Memoirs: Rad Lab

Memoirs: Rad Lab



"...Because we had a large group, I was often able to take on tasks of particular interest to me when they came along. For quite awhile I worked with a friend, Herb Weissl who was equipping a squadron of Navy fighter planes for night combat. The planes were to be flown from an aircraft carrier and were intended to challenge night attacks from the Japanese zeros.
"It was through this project that I first met Commander Lloyd Berkner, the chief of the avionics group of the naval aircraft division, who was to become a good friend of mine. Berkner was one of the Radiation Lab's most ardent customers. It was his idea to design a small, helically-scanning radar to go into the nose of a Navy fighter plane. Consequently, Herb and I saw him frequently during the months the radar was being built and tested.
Berkner was one of a vanishing breed of adventurer-scientists. Because he was a Naval Reserve commander he had been mustered into the service, into a position for which he was ideally suited. He was not only a flyer but also an electrical engineer who had been the radio operator for a year on one of Byrd's expeditions to the South Pole in the 30's. --->
He had also done research on the electrical static that made early aircraft radios so unreliable and consequently he knew, or thought that he knew, what the Navy needed at any given time, and most often he was right.
Berkner not only fit his position well but he looked the part, too. He was over six feet tall, handsome in a rugged kind of way, and with his well-fitting uniform and booming voice he looked and sounded every inch the commander. As a consequence, people paid attention to him, both at the lab and, more importantly, within the Navy.
One night he came to our house for dinner. I had told our young son Stephen that he was a Navy flyer. Lloyd showed up looking as impressive as ever, in full uniform. All through the dinner I noticed that Steve was paying close attention to him. When we moved to the living room for coffee, Steve followed closely behind, apparently afraid to take his eyes off Lloyd. When it was finally time for him to go, I got Berkner's coat and we walked to the front door, where Steve was already standing, wideeyed with anticipation. "Why are you looking so excited, Steven I said. He was waiting, he told me, to watch Berkner fly away. His expression was heartrending when I explained that Lloyd was not that kind of flyer. Walking down the drive to his car Berkner said that, seeing the look on Steve's face, he'd never felt so inadequate in his life.

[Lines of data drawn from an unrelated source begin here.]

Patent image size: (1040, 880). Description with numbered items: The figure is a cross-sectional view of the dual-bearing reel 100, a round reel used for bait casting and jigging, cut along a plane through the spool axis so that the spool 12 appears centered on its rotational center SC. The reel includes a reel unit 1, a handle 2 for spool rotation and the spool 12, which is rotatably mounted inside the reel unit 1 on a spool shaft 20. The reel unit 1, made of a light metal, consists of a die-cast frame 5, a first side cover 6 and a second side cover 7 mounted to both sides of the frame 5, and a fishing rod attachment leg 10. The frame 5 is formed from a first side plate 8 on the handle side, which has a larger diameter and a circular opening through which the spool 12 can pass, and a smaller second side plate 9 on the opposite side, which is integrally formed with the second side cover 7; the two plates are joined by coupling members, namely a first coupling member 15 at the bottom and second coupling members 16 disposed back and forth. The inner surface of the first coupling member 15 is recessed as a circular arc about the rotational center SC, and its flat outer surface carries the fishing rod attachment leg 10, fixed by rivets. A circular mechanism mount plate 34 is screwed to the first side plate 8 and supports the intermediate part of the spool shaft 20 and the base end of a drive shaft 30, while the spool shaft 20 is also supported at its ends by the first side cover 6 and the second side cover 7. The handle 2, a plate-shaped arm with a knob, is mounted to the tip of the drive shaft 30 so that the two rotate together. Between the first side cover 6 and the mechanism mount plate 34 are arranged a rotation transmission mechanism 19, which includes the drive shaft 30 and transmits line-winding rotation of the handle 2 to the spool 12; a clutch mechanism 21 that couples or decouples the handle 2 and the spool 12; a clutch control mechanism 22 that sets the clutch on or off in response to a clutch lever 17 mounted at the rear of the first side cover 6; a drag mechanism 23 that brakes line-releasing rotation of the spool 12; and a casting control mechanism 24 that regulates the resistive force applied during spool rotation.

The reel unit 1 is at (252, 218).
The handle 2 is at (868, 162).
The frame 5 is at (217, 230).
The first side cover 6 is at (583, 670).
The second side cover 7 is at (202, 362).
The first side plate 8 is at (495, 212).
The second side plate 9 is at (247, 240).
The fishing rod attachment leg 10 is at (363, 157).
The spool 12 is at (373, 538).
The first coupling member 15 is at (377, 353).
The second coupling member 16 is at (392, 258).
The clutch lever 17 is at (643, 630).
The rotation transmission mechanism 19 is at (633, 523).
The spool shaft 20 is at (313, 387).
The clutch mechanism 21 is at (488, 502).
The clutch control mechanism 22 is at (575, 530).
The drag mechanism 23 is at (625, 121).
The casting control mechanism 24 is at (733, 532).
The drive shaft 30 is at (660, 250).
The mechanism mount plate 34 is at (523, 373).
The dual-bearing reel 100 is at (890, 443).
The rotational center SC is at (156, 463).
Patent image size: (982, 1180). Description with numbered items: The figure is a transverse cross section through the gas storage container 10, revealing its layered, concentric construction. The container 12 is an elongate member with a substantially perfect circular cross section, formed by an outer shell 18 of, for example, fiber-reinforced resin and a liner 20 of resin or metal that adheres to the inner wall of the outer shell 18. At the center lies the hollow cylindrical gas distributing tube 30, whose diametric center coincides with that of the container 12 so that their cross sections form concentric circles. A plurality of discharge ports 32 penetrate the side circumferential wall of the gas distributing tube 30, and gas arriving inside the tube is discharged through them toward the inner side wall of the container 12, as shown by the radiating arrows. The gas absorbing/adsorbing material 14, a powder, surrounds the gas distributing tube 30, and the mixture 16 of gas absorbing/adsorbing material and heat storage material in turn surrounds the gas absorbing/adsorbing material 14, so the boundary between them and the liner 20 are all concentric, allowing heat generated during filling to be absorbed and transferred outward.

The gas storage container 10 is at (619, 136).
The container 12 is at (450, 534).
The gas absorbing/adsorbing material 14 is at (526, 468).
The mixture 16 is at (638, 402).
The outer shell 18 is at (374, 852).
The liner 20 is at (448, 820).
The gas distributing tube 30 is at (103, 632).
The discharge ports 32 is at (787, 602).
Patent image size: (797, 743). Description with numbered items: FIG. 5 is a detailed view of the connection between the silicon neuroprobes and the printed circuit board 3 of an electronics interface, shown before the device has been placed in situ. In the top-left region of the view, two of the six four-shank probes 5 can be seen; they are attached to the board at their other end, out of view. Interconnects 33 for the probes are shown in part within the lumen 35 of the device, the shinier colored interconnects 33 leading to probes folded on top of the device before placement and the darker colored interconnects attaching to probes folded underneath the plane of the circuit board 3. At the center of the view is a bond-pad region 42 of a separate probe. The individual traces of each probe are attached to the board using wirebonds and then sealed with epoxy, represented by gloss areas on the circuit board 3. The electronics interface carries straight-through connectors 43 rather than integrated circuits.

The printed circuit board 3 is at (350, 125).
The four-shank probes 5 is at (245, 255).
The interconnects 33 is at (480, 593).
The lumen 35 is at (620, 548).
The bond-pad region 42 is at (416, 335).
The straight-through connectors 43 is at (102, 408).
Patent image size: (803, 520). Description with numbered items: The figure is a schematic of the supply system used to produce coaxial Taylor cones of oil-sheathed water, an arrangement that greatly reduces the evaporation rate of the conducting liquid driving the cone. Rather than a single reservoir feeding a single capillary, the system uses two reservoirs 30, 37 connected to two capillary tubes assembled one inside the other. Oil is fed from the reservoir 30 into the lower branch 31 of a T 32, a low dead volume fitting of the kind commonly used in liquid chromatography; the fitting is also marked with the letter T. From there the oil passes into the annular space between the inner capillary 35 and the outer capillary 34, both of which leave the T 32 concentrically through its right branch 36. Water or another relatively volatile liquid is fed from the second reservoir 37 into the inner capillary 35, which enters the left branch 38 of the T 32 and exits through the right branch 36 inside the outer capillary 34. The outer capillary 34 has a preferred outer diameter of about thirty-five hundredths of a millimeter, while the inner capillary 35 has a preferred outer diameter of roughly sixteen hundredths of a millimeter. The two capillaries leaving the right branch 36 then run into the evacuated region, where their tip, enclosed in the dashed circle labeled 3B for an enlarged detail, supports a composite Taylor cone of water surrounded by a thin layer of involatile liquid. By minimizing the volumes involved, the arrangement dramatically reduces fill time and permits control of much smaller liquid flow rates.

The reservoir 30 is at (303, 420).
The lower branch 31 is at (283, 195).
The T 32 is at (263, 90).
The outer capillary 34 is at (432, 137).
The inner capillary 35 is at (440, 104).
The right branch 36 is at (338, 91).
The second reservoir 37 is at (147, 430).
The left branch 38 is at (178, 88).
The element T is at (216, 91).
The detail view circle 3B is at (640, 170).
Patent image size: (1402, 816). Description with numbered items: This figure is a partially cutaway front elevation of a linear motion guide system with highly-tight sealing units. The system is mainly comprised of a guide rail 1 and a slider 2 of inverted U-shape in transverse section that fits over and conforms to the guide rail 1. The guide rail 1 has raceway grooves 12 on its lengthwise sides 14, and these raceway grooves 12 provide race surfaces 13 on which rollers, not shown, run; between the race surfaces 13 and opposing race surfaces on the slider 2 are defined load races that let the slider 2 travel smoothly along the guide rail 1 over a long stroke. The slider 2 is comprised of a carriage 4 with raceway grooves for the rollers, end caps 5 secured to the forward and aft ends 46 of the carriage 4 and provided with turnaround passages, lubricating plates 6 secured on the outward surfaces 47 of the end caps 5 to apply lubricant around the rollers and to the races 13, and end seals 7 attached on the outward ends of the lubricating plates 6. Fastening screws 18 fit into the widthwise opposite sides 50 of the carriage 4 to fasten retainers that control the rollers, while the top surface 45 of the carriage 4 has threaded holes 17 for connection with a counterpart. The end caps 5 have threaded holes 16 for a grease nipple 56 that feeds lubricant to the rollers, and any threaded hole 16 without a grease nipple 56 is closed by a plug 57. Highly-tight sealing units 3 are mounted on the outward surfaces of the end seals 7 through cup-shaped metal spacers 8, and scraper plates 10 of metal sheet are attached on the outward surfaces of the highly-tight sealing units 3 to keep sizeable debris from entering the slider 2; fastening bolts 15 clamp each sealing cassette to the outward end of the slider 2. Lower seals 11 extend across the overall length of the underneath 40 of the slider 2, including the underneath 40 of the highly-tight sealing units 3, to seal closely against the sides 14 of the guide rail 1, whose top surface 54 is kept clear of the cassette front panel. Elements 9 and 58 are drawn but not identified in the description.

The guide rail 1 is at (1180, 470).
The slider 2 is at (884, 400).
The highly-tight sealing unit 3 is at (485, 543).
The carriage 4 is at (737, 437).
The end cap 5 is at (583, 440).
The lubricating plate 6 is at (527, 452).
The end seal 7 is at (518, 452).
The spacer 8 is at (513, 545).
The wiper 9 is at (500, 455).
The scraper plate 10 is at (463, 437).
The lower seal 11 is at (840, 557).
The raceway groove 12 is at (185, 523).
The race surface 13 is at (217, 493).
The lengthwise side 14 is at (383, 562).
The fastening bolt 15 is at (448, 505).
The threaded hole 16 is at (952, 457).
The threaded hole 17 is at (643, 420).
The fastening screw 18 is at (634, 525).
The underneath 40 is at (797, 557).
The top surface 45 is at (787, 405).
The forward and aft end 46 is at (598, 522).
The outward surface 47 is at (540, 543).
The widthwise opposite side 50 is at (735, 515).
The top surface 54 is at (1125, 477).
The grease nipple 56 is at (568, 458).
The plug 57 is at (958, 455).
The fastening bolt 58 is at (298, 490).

For a number of months I worked part time with Herb on the night fighter project. Much of that time we were at the Quonset airfield in Rhode Island. We spent most of our daytime hours repairing the experimental radars and most of the nights watching mock intercepts. During the whole period we worked on the radars an aircraft carrier stood by, waiting for the time when we and the pilots felt the equipment and crews were ready to go. When that day finally came our jubilation was cut short by the discovery that the manufacturer hadn't delivered any of the test equipment needed by the carrier's technicians to maintain the radars. Herb and I rounded up all the test equipment that we had in our shack; the voltmeters, oscilloscopes, our precious home-made spectrum analyzers and all of our tools.
When we realized that all this would hardly outfit half of the maintenance groups we did something not entirely honest. That night we went back to Cambridge to see what could be scrounged there. To our joy we discovered that we had accumulated several shelves of extra test gear that wasn't being used,
as well as some not quite so extra. When we told our problem to the guards they looked the other way, and so our squadron sailed with almost everything it needed. Several months later when I asked someone in the Navy how the carrier had been doing I was shown a fleet report that said that thanks to the equipment stolen from the Radiation Laboratory the radars had performed well and the zeros were no longer able to attack the U.S. ships at will.
The report also said that our planes had made an unexpected contribution to the sailors morale. From time to time one of the night fighters would be flown during the day at high altitude with a can of ice cream mix substitued from its rotating antenna and the the crew would be treadted to a batch of homemade ice cream.